DAT IS DE LAATSTE PERIODE, TIJDENS ONZE INTELLIGENTE LOCKDOWN, DAN HEEL GOED UITGEKOMEN? L: “Toen de corona echt uitbrak was ik hier in Utrecht, want ik werk hier ook bij een supermarkt. Ik moest daar gewoon blijven werken. In het begin vond ik het echt heel erg zwaar, want ik kon niet naar school en ik woonde toen nog bij een hospita zonder andere studenten. Dat was heel eenzaam, want ik ben echt een mensenmens. Ik heb mama ook huilend opgebeld, omdat ik gewoon niet meer wist wat ik moest doen. Dus op een gegeven moment dacht ik: ‘Weet je wat, ik ga gewoon weer lekker terug naar huis’. Toen ben ik wel een aantal keer heen en weer gegaan. Ik trok het gewoon echt niet meer.” E: “Ik had echt zoiets van: ik behoor dan wel tot de risicogroep, want ik heb zwaar astma en een spierziekte, maar we zien het wel. Mijn kind mag gewoon thuiskomen en krijgt alsnog een hele dikke knuffel, want mijn moedergevoel gaat toch echt voor de angst. Altijd lekker thuiskomen.” L: “Ja, dat was heel erg fijn. Daarnaast FaceTimen we ook veel, maar dat deden we hiervoor ook al graag.” E: “Ook met haar zusje hoor, trouwens. Die twee zijn vier handen op één buik. Dat is heel bijzonder. Zij gaat in september ook uit huis. Ja, dat is echt leeg. Die twee komen goed terecht. Ze kunnen dit, dus dat komt helemaal goed. Het is ook helemaal niet gezond als ze voor altijd thuisblijven. En ze zullen altijd weer thuiskomen. Onze band gaat nooit stuk.”

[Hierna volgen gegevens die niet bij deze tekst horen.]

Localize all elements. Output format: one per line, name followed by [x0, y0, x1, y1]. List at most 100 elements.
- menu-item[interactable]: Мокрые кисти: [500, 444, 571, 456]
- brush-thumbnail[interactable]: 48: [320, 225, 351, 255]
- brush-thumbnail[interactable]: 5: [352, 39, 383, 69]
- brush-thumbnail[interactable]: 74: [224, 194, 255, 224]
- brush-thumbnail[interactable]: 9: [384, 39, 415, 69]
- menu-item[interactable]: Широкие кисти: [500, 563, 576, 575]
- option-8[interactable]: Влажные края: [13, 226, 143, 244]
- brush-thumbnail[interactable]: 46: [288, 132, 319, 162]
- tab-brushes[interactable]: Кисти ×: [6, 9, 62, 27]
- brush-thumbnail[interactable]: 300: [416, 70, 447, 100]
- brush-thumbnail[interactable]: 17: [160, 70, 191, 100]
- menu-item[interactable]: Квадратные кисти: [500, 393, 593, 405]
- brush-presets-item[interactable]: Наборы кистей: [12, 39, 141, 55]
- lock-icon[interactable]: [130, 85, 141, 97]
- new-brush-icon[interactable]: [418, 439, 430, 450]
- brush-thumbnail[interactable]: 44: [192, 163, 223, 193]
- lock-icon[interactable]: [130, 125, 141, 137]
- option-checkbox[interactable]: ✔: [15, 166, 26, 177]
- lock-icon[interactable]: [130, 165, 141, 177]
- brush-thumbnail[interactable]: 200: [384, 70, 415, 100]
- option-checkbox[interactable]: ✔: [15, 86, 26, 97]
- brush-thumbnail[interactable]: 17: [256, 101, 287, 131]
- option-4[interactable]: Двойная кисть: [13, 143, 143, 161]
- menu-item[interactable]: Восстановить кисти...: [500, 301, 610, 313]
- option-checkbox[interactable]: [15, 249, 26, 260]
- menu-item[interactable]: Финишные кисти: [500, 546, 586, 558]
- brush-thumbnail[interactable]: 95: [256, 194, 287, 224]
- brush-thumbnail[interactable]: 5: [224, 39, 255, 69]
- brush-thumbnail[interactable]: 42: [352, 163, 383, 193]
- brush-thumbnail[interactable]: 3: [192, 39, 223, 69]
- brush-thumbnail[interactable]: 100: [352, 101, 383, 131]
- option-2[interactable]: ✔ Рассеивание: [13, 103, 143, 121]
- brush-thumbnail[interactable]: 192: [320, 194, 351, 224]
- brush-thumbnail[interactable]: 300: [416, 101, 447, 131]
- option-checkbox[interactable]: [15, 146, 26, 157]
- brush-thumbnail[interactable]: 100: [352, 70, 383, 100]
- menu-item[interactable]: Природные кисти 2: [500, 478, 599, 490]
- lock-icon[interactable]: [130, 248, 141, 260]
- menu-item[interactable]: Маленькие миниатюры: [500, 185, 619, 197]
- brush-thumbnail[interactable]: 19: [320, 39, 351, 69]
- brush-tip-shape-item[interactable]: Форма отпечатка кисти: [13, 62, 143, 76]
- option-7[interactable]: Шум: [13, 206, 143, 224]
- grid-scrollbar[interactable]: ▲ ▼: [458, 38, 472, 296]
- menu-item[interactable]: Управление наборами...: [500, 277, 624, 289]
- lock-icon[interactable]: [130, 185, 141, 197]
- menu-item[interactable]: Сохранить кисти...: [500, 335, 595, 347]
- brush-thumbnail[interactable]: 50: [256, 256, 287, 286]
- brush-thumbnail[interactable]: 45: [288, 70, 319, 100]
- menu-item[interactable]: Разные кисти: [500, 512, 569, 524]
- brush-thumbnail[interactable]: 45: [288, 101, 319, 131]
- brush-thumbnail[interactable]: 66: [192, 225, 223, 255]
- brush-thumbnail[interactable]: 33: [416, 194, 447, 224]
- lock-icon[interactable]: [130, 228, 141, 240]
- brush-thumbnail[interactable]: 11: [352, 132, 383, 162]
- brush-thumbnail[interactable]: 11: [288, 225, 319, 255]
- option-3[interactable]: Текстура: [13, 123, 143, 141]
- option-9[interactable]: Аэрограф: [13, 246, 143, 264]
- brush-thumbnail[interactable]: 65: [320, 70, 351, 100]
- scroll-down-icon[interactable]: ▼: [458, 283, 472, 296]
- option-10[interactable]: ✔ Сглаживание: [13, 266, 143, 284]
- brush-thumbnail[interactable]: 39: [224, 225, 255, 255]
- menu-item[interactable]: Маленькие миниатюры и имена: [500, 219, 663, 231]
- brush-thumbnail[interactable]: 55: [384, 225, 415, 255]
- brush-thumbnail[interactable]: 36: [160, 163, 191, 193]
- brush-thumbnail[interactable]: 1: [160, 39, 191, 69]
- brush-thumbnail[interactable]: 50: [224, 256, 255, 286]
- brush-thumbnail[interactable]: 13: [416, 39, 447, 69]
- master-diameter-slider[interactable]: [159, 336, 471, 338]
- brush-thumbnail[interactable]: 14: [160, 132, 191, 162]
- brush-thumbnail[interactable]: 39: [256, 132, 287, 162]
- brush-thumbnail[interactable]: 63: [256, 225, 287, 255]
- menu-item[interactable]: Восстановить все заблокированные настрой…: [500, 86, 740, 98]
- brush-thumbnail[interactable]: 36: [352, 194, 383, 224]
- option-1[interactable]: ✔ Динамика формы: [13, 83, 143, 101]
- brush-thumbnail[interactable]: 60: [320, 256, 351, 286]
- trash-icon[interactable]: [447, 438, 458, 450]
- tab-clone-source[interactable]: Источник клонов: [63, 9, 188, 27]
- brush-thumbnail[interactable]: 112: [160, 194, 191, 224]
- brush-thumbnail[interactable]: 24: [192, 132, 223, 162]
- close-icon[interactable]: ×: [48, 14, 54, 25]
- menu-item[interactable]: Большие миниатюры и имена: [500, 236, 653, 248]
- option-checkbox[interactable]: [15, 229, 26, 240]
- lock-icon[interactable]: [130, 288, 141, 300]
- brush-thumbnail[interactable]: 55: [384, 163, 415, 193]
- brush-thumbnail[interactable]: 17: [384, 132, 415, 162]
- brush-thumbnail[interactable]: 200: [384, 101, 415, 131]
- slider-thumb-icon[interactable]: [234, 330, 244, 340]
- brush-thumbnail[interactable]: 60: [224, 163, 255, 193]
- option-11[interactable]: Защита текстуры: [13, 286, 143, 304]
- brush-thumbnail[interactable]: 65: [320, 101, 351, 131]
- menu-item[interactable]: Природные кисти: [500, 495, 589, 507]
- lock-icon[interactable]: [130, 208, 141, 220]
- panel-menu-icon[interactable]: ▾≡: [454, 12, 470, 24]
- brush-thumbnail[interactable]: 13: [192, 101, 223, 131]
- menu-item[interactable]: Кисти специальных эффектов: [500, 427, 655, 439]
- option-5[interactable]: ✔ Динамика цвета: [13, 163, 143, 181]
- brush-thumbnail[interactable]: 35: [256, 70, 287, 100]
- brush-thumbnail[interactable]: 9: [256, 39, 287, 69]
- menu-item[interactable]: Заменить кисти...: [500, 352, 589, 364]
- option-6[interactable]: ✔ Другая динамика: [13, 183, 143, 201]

IS JE SOCIALE CONTACT VERANDERD DOOR CORONA? L: “In het begin moesten we het vooral hebben van appen, bellen, FaceTimen en de klassikale meetings via Teams. Op een gegeven moment, rond mei, konden we gelukkig op afstand in een parkje afspreken. Dat had ik écht nodig. Sociaal contact is voor mij erg belangrijk.” E: “Het was zwaar om te zien hoor, het is naar om je kind zo verdrietig te zien. Je kunt er niet 1, 2, 3 even naartoe. Het is bijna twee uur rijden en dat doe je met liefde, maar daar is ze ook niet mee geholpen. Ze moet het echt zelf gaan doen. Even kletsen, even gek doen, even de telefoon op de katten richten en dan is het weer goed. Het is gewoon niet fijn. In het hoge noorden heb ik ook nog mijn vader wonen, van 87, die ook in zijn eentje zit. Dan zit je echt in een spagaat, van: wat moet ik nu? Op een gegeven moment hebben we gezegd: alles goed en wel, maar wij gaan weer samen zijn.” L: “Vooral voor opa ook hoor, want hij trok het echt niet. Hij is ook een mensenmens.” E: “Hij woont nog volledig zelfstandig en hij zat helemaal alleen. Dan deed ik maar de catering: een grote pan soep, om die vervolgens voor de deur te zetten en snel weg te lopen en te zwaaien. Op een gegeven moment hebben wij met zijn allen besloten dat we opa niet wilden laten wegkwijnen van eenzaamheid. We wilden elkaar graag weer zien, tot op zekere hoogte natuurlijk.” L: “En hij is ook super eigenwijs. Dan kwam hij gewoon naar ons met de auto en stond hij op de stoep. Hij zei: ‘Ik trek dit niet. Ik kan corona krijgen en dan ga ik dood, maar van deze eenzaamheid ook. Dus wat kiezen we?’. E: “Lizzy-Ann lijkt heel erg op haar opa. Ze is net zo eigenwijs en ook qua uiterlijk lijken ze veel op elkaar. Dat is zo waardevol. Hij is werkelijk stápelgek op zijn meiden! En dat is zo mooi om te zien. Die band die wij als gezin hebben, die zal nooit veranderen. Gelukkig maar.”